Ils confondent, comme l'a dit le célèbre psychanalyste Jacques Lacan : le sujet qui parle et le sujet dont on parle.
Il y a ceux qui ont fait leur nuit comme des bébés, qui ont tout écrit à la virgule près, qui arrivent au dernier moment, qui lisent leur texte sans à peine lever les yeux de leur papier, papier qu’ils ont dû écrire il y a cinq ans tant il semble figé dans le temps et peu adapté au thème de la soirée. Ils consentent à répondre à quelques questions qu’ils expédient à la va-vite en faisant des pirouettes car ils veulent se coucher tôt ou prendre leur train.
Il y a ceux qui n’ont de conférencier que le nom, qui ne savent pas parler en public, qui ne savent même pas parler de ce qu'ils ont écrit dans leur livre, qui en ont presque oublié le contenu ; on se demande même si c'est bien eux qui l'ont écrit.
Dès les premiers mots on voit qu'il va y avoir un problème, mais c’est comme devant certains films on espère que ça va s'arranger dans le quart d'heure suivant … mais ça ne s'arrange pas.
Alors l'organisateur essaye de sauver la mise, monte sur la scène, tente de passer en mode interview … mais ça ne marche pas plus, ça rame, ça rame, ça rame encore … normal la barque est de toute façon percée, ça remue de plus en plus dans le public … une personne part, puis deux, puis trois, puis par rang entier... on entend, de loin leur mécontentement dans les couloirs : l’organisateur passe par toute les couleurs et vire au blême, frise l’évanouissement.
Il y a ceux qui ont tout tapé sur leur ordinateur dernier cri, qui ont fait un diaporama PowerPoint et qui, avec leur petit pointeur laser, lisent avec les spectateurs, sur le grand écran, leur petit discours. Tout est calé, millimétré, pas un mot en plus… pas un mot en moins … Il n’y a pas besoin d’en dire plus puisque tout est dans leur livre en vente à la sortie.
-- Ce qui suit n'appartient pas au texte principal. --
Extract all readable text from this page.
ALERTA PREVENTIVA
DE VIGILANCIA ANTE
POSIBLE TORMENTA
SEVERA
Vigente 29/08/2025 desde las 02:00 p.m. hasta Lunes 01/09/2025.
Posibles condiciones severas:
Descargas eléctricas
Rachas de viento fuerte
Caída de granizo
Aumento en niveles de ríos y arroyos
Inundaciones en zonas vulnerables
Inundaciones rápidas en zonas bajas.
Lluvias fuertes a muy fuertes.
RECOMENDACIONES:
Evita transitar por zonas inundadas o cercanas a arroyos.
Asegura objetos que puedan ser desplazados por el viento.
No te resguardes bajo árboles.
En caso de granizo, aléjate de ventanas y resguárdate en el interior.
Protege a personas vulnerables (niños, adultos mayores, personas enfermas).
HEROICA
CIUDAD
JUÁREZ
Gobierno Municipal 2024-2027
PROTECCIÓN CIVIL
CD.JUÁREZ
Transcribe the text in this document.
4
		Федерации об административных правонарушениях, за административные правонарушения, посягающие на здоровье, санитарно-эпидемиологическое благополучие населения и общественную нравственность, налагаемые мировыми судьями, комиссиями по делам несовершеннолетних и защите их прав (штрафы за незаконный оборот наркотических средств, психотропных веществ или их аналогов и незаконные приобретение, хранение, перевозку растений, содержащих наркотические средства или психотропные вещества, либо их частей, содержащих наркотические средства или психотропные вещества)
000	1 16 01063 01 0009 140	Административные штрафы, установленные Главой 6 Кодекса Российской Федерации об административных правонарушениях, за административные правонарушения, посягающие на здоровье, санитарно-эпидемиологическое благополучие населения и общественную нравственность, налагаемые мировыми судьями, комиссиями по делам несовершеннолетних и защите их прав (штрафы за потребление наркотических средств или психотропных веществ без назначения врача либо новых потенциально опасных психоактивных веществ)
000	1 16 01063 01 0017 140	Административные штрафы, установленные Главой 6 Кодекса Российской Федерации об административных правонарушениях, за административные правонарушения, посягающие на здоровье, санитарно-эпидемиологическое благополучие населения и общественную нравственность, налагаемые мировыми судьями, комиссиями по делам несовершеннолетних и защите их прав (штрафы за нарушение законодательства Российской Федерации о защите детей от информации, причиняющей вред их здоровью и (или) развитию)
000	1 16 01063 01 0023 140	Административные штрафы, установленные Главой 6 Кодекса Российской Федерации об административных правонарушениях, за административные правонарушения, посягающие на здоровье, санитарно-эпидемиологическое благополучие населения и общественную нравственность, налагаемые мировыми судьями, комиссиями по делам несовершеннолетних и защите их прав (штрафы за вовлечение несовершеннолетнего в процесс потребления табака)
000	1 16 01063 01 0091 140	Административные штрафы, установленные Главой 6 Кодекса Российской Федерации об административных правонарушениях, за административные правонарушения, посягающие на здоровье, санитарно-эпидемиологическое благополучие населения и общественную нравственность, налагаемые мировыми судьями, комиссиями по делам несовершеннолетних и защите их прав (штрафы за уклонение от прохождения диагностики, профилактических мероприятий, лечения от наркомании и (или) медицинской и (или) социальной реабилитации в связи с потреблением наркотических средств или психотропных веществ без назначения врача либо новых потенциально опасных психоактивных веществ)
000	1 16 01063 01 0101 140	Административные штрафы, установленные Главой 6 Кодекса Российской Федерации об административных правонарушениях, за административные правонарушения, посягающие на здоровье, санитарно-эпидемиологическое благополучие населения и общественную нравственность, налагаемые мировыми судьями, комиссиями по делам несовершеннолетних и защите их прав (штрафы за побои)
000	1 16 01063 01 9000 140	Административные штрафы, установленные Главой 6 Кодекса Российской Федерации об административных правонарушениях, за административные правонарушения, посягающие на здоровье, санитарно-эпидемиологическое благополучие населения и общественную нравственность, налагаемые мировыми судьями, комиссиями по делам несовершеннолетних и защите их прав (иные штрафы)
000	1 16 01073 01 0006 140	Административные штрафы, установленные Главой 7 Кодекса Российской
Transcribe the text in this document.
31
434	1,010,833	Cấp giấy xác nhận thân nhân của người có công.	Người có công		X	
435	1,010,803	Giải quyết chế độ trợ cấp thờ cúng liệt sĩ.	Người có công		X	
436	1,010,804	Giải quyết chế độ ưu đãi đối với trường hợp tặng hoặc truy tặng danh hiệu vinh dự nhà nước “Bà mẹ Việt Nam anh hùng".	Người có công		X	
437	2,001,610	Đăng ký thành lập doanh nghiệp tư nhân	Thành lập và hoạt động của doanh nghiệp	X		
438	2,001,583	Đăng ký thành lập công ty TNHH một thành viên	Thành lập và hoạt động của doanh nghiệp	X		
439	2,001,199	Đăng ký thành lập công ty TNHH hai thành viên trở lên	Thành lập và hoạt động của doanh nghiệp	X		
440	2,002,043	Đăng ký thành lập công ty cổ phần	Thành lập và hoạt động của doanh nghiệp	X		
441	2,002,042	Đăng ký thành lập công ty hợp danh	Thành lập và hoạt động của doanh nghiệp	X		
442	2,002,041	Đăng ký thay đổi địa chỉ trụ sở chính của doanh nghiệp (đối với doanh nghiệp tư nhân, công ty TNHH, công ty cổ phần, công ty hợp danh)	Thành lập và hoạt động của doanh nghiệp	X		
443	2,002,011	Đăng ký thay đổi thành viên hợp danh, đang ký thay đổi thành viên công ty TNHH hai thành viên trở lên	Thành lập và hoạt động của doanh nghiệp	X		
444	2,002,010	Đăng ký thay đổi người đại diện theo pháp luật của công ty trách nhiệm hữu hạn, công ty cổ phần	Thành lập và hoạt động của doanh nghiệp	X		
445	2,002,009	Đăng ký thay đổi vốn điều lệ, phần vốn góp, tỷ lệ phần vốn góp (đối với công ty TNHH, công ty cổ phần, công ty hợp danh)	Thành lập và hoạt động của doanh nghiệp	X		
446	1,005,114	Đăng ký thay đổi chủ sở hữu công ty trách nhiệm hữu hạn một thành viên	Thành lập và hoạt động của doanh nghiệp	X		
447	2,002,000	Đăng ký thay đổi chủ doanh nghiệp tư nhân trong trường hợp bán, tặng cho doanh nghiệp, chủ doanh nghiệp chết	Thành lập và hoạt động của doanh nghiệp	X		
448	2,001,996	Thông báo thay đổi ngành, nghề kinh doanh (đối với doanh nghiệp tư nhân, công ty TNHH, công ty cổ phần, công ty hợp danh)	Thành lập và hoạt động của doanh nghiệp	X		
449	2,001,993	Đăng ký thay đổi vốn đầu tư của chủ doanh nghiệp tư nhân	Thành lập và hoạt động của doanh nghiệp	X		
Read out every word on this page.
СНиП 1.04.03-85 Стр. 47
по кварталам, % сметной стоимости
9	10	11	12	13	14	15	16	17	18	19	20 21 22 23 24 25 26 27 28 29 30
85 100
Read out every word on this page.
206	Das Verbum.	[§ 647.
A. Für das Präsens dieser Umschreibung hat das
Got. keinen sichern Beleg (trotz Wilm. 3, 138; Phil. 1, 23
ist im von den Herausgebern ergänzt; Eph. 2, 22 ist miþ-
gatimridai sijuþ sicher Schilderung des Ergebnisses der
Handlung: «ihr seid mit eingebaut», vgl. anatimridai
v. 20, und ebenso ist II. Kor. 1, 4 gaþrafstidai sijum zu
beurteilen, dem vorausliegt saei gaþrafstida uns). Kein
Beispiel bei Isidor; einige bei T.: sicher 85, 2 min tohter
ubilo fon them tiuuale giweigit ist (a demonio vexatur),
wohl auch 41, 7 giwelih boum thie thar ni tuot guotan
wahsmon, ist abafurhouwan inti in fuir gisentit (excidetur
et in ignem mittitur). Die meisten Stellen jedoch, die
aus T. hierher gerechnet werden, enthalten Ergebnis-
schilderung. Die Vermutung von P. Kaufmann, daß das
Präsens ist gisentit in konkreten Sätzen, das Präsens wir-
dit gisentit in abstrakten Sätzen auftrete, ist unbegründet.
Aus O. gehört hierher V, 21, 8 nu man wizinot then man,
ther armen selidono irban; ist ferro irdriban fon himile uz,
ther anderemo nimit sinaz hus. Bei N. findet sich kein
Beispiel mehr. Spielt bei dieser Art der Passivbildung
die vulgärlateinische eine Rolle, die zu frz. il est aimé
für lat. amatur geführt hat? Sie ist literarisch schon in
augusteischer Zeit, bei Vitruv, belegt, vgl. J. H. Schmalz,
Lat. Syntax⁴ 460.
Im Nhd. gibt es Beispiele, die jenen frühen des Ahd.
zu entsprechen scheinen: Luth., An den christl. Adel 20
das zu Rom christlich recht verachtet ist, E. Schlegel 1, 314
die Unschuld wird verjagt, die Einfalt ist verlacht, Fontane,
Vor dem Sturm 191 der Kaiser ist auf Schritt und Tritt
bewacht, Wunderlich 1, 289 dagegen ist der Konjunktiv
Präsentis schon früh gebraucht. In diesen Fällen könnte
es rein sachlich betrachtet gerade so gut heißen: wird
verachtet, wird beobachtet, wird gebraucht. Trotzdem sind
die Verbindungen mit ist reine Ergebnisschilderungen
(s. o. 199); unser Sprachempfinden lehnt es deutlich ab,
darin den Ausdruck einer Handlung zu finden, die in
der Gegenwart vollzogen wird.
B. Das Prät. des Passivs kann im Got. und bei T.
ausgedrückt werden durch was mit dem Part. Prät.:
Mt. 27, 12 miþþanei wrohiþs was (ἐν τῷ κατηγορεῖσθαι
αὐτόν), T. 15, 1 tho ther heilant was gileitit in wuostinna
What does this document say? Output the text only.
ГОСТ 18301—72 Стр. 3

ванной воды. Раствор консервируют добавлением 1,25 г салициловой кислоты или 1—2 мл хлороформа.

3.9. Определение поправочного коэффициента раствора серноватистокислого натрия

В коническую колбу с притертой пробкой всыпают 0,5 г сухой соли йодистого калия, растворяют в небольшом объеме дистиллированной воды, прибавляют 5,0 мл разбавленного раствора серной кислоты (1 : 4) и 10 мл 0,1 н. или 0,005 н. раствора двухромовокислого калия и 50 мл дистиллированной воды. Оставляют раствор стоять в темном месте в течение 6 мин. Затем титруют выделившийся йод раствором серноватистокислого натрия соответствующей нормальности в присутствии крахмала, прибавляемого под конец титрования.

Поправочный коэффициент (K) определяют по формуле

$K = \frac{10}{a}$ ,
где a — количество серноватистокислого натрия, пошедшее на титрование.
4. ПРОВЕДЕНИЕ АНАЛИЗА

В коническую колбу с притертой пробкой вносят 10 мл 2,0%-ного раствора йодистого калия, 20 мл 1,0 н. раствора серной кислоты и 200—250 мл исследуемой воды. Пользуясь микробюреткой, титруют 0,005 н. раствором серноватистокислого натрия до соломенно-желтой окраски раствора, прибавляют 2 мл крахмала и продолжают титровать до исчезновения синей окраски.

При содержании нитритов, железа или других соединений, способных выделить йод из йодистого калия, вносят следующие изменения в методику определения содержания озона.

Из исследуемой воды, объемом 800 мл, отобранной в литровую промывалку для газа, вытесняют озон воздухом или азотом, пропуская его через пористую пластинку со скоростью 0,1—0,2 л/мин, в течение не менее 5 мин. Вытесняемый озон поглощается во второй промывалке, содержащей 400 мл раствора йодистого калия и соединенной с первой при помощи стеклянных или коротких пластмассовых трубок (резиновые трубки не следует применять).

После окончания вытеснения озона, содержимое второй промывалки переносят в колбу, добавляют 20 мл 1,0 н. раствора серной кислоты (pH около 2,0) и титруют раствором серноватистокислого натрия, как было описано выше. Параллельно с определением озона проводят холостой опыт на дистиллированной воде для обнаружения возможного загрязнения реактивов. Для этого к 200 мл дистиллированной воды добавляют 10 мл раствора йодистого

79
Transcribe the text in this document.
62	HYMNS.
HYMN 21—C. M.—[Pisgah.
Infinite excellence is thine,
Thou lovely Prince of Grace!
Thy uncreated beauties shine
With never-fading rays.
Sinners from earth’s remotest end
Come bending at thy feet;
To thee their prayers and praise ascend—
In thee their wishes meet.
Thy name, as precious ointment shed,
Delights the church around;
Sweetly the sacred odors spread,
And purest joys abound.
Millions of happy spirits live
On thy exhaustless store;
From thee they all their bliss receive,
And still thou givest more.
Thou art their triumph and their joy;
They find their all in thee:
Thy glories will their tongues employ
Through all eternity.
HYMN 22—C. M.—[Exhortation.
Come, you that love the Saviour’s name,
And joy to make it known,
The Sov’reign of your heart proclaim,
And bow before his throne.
Il y a ceux qui sont si connus médiatiquement qu'ils ne sont là que pour faire le show, ce qu'ils ont à dire semble ne pas avoir grande importance, leur personnalité suffit d'après eux à remplir l'espace d'une aura bienfaitrice et suffisante (dans les deux sens du terme). Ils bénissent l'auditoire de leur précieuse présence comblant, croient-ils, l'attente avide de la foule qui se presse à leurs pieds. Beaucoup sont fascinés, suspendus à la moindre parole, à la moindre anecdote : « tu as vu il m’a regardé ! » ; ils repartent comme des ravis de la crèche ; si en plus ils ont réussi à toucher le conférencier, ils ne se lavent plus la main durant huit jours… certains, les plus chanceux repartent même avec un selfie, qu’ils vont s’empresser de mettre sur les réseaux sociaux. … un certain nombre sont quand même très déçus, ils attendaient plus … plus que dans leur livre, pas moins… ils pourront au moins dire qu’ils étaient là.
Et puis il y a les autres ...
Nous avons la chance heureusement d’en recevoir un certain nombre et le public ne s’y trompe pas, il en redemande. Je ne citerai pas de noms, les autres par déduction pourraient s’en trouver offensés.
Qu’ils aient ou non des fiches, un diaporama, peu importe, ils vivent ce qu’ils enseignent, ils sont dans la vie comme devant le public, ils maitrisent leur sujet, ils sont là avant tout pour partager. Ils ne donnent pas seulement leur savoir, ils donnent leur être transformé par ce qu’ils ont compris ; ils s’offrent sans ménager leur temps, ni leurs explications.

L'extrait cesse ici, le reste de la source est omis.